Dans les rues parfois étroites de la capitale ghanéenne, l'une des plus grandes villes d'Afrique de l'Ouest, le motard de la police doit manoeuvrer avec habileté pour ouvrir la voie au petit cortège. L'homme ainsi escorté n'est ni ministre, ni une personnalité de premier rang au Ghana, mais Dassa Zina, un homme d'affaires burkinabè. D'habitude, ce fringant quinqua passe inaperçu dans la circulation d'Accra avec sa voiture des plus modestes et son look passe-partout mais aujourd'hui, le roi de l'imprimerie fait venir pour une opération marketing deux influenceurs, le Guinéen Grand P et l'Ivoirienne Eudoxie Yao qui forment sur la toile un couple détonant, suivi par des dizaines de millions de fans.
Même au Ghana, pays anglophone, leur buzz a pris comme on dit et les deux célébrités ouest-africaines font le tour des plateaux télé et des personnalités. Résultat : des millions de vues sur les réseaux sociaux, de la visibilité et des followers de plus pour Lema press, dont la page Facebook est toujours taguée dans leurs posts.
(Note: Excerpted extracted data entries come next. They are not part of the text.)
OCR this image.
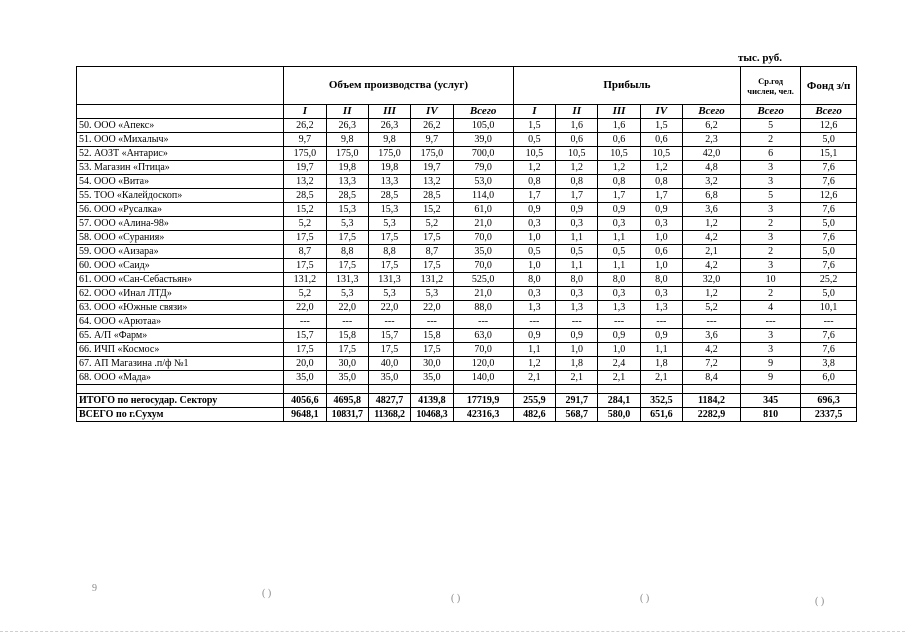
тыс. руб.
	Объем производства (услуг)					Прибыль					Ср.год числен, чел.	Фонд з/п
	I	II	III	IV	Всего	I	II	III	IV	Всего	Всего	Всего
50. ООО «Апекс»	26,2	26,3	26,3	26,2	105,0	1,5	1,6	1,6	1,5	6,2	5	12,6
51. ООО «Михалыч»	9,7	9,8	9,8	9,7	39,0	0,5	0,6	0,6	0,6	2,3	2	5,0
52. АОЗТ «Антарис»	175,0	175,0	175,0	175,0	700,0	10,5	10,5	10,5	10,5	42,0	6	15,1
53. Магазин «Птица»	19,7	19,8	19,8	19,7	79,0	1,2	1,2	1,2	1,2	4,8	3	7,6
54. ООО «Вита»	13,2	13,3	13,3	13,2	53,0	0,8	0,8	0,8	0,8	3,2	3	7,6
55. ТОО «Калейдоскоп»	28,5	28,5	28,5	28,5	114,0	1,7	1,7	1,7	1,7	6,8	5	12,6
56. ООО «Русалка»	15,2	15,3	15,3	15,2	61,0	0,9	0,9	0,9	0,9	3,6	3	7,6
57. ООО «Алина-98»	5,2	5,3	5,3	5,2	21,0	0,3	0,3	0,3	0,3	1,2	2	5,0
58. ООО «Сурания»	17,5	17,5	17,5	17,5	70,0	1,0	1,1	1,1	1,0	4,2	3	7,6
59. ООО «Аизара»	8,7	8,8	8,8	8,7	35,0	0,5	0,5	0,5	0,6	2,1	2	5,0
60. ООО «Саид»	17,5	17,5	17,5	17,5	70,0	1,0	1,1	1,1	1,0	4,2	3	7,6
61. ООО «Сан-Себастьян»	131,2	131,3	131,3	131,2	525,0	8,0	8,0	8,0	8,0	32,0	10	25,2
62. ООО «Инал ЛТД»	5,2	5,3	5,3	5,3	21,0	0,3	0,3	0,3	0,3	1,2	2	5,0
63. ООО «Южные связи»	22,0	22,0	22,0	22,0	88,0	1,3	1,3	1,3	1,3	5,2	4	10,1
64. ООО «Арютаа»	---	---	---	---	---	---	---	---	---	---	---	---
65. А/П «Фарм»	15,7	15,8	15,7	15,8	63,0	0,9	0,9	0,9	0,9	3,6	3	7,6
66. ИЧП «Космос»	17,5	17,5	17,5	17,5	70,0	1,1	1,0	1,0	1,1	4,2	3	7,6
67. АП Магазина .п/ф №1	20,0	30,0	40,0	30,0	120,0	1,2	1,8	2,4	1,8	7,2	9	3,8
68. ООО «Мада»	35,0	35,0	35,0	35,0	140,0	2,1	2,1	2,1	2,1	8,4	9	6,0

ИТОГО по негосудар. Сектору	4056,6	4695,8	4827,7	4139,8	17719,9	255,9	291,7	284,1	352,5	1184,2	345	696,3
ВСЕГО по г.Сухум	9648,1	10831,7	11368,2	10468,3	42316,3	482,6	568,7	580,0	651,6	2282,9	810	2337,5
9	( )	( )	( )	( )
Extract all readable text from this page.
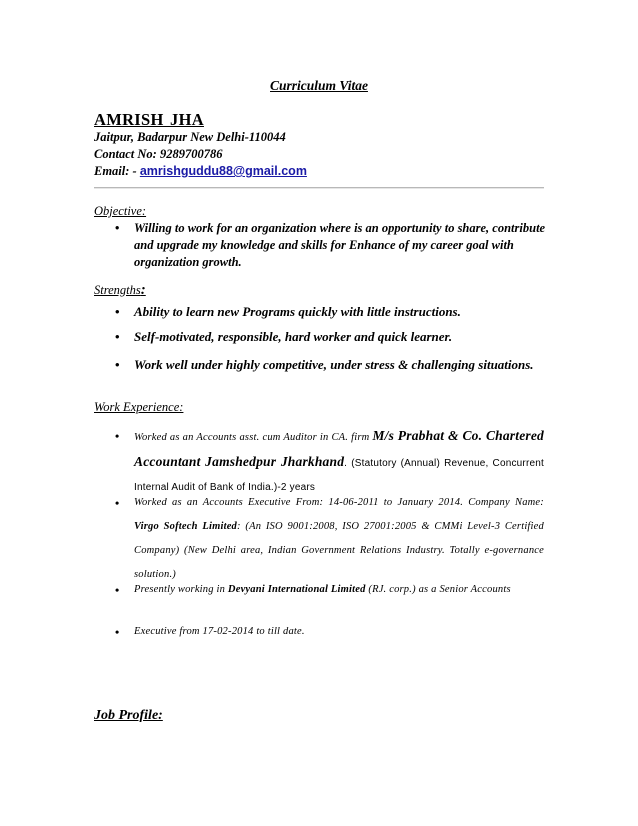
Curriculum Vitae
AMRISH JHA
Jaitpur, Badarpur New Delhi-110044
Contact No: 9289700786
Email: - amrishguddu88@gmail.com
Objective:
• Willing to work for an organization where is an opportunity to share, contribute and upgrade my knowledge and skills for Enhance of my career goal with organization growth.
Strengths:
• Ability to learn new Programs quickly with little instructions.
• Self-motivated, responsible, hard worker and quick learner.
• Work well under highly competitive, under stress & challenging situations.
Work Experience:
• Worked as an Accounts asst. cum Auditor in CA. firm M/s Prabhat & Co. Chartered Accountant Jamshedpur Jharkhand. (Statutory (Annual) Revenue, Concurrent Internal Audit of Bank of India.)-2 years
• Worked as an Accounts Executive From: 14-06-2011 to January 2014. Company Name: Virgo Softech Limited: (An ISO 9001:2008, ISO 27001:2005 & CMMi Level-3 Certified Company) (New Delhi area, Indian Government Relations Industry. Totally e-governance solution.)
• Presently working in Devyani International Limited (RJ. corp.) as a Senior Accounts
• Executive from 17-02-2014 to till date.
Job Profile:
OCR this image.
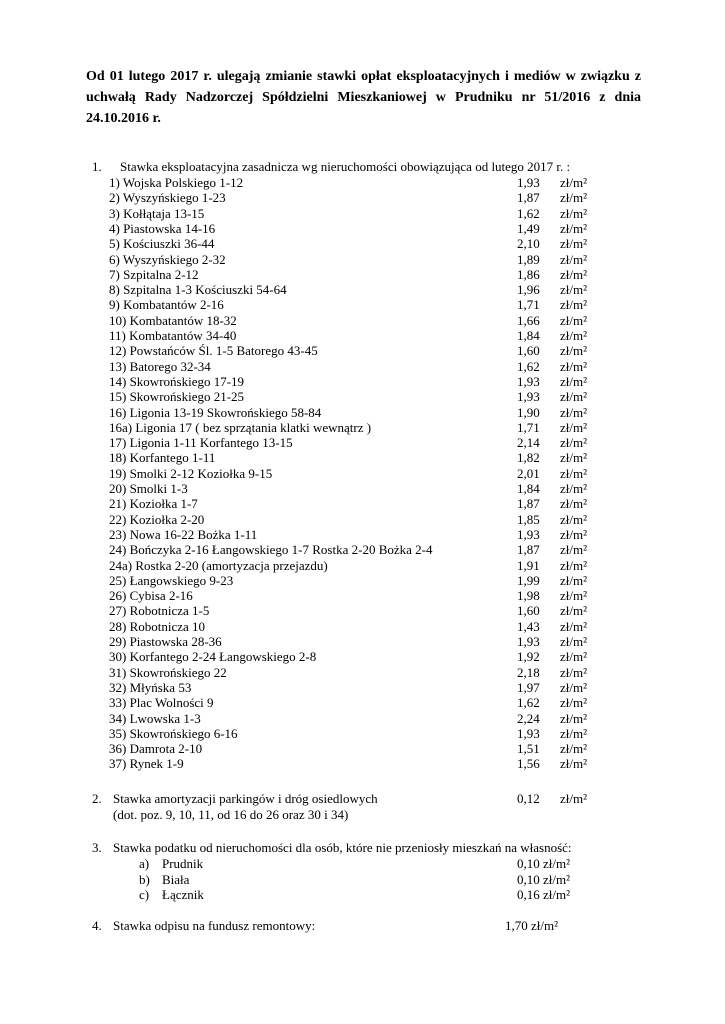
Od 01 lutego 2017 r. ulegają zmianie stawki opłat eksploatacyjnych i mediów w związku z uchwałą Rady Nadzorczej Spółdzielni Mieszkaniowej w Prudniku nr 51/2016 z dnia 24.10.2016 r.
1. Stawka eksploatacyjna zasadnicza wg nieruchomości obowiązująca od lutego 2017 r. :
1) Wojska Polskiego 1-12	1,93 zł/m²
2) Wyszyńskiego 1-23	1,87 zł/m²
3) Kołłątaja 13-15	1,62 zł/m²
4) Piastowska 14-16	1,49 zł/m²
5) Kościuszki 36-44	2,10 zł/m²
6) Wyszyńskiego 2-32	1,89 zł/m²
7) Szpitalna 2-12	1,86 zł/m²
8) Szpitalna 1-3 Kościuszki 54-64	1,96 zł/m²
9) Kombatantów 2-16	1,71 zł/m²
10) Kombatantów 18-32	1,66 zł/m²
11) Kombatantów 34-40	1,84 zł/m²
12) Powstańców Śl. 1-5 Batorego 43-45	1,60 zł/m²
13) Batorego 32-34	1,62 zł/m²
14) Skowrońskiego 17-19	1,93 zł/m²
15) Skowrońskiego 21-25	1,93 zł/m²
16) Ligonia 13-19 Skowrońskiego 58-84	1,90 zł/m²
16a) Ligonia 17 ( bez sprzątania klatki wewnątrz )	1,71 zł/m²
17) Ligonia 1-11 Korfantego 13-15	2,14 zł/m²
18) Korfantego 1-11	1,82 zł/m²
19) Smolki 2-12 Koziołka 9-15	2,01 zł/m²
20) Smolki 1-3	1,84 zł/m²
21) Koziołka 1-7	1,87 zł/m²
22) Koziołka 2-20	1,85 zł/m²
23) Nowa 16-22 Bożka 1-11	1,93 zł/m²
24) Bończyka 2-16 Łangowskiego 1-7 Rostka 2-20 Bożka 2-4	1,87 zł/m²
24a) Rostka 2-20 (amortyzacja przejazdu)	1,91 zł/m²
25) Łangowskiego 9-23	1,99 zł/m²
26) Cybisa 2-16	1,98 zł/m²
27) Robotnicza 1-5	1,60 zł/m²
28) Robotnicza 10	1,43 zł/m²
29) Piastowska 28-36	1,93 zł/m²
30) Korfantego 2-24 Łangowskiego 2-8	1,92 zł/m²
31) Skowrońskiego 22	2,18 zł/m²
32) Młyńska 53	1,97 zł/m²
33) Plac Wolności 9	1,62 zł/m²
34) Lwowska 1-3	2,24 zł/m²
35) Skowrońskiego 6-16	1,93 zł/m²
36) Damrota 2-10	1,51 zł/m²
37) Rynek 1-9	1,56 zł/m²
2. Stawka amortyzacji parkingów i dróg osiedlowych	0,12 zł/m²
(dot. poz. 9, 10, 11, od 16 do 26 oraz 30 i 34)
3. Stawka podatku od nieruchomości dla osób, które nie przeniosły mieszkań na własność:
a) Prudnik	0,10 zł/m²
b) Biała	0,10 zł/m²
c) Łącznik	0,16 zł/m²
4. Stawka odpisu na fundusz remontowy:	1,70 zł/m²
Ce vendredi 8 décembre 2023, l'opérateur économique et ses hôtes ont rendez-vous avec l'ancienne gloire du football continental Abedi Pelé, le père des frères Ayew. Après les échanges avec celui qui a remporté trois fois le ballon d'or africain, séances photos et vidéos ont rythmé la visite. De quoi affoler encore les compteurs des «Vues», des «Likes» et des «Coeurs».
Dans l'après-midi, au sein des locaux de Lema press, sis au quartier Kokomlemle d'Accra, l'entreprise présentait ses produits (brochures, cartes d'invitation, de visite, de mariage; livrets ; tableaux ; affiches ; impression 3D, etc.) au cours d'une sympathique cérémonie qui réunissait quelques invités.
Pendant qu'une troupe égayait le public avec des sonorités et des danses traditionnelles du terroir, la salle d'attente ne désemplissait pas de clients attendant leurs commandes. Lema press est une fourmilière qui fonctionne quasiment sans arrêt. Y travaillent 67 personnes, parmi lesquelles une dizaine de Burkinabè. Un travail à la chaîne avec la particularité que tout est numérisé, rendant le processus de production très rapide. « Quelle que soit la quantité de travail que nous recevons, nous le rendons le même jour », confie Cédric Tapé, l'un des designers de la boîte.
Si Lema press est considéré maintenant comme le leader ghanéen de l'imprimerie numérique, ce statut peut faire oublier que l'entreprise vient de loin. Son histoire se confond avec celle de son fondateur, celle d'un enfant de « paysans » comme il se définit lui-même, parti de rien pour aujourd'hui imprimer sa marque.
Après ses études primaires à Ouona, secondaires à Bobo-Dioulasso, le jeune Dassa débarque à l'université de Ouagadougou où il entame des études en mathématiques. Rêvant de devenir ingénieur, il doit mettre une croix sur cette ambition après avoir échoué à un concours.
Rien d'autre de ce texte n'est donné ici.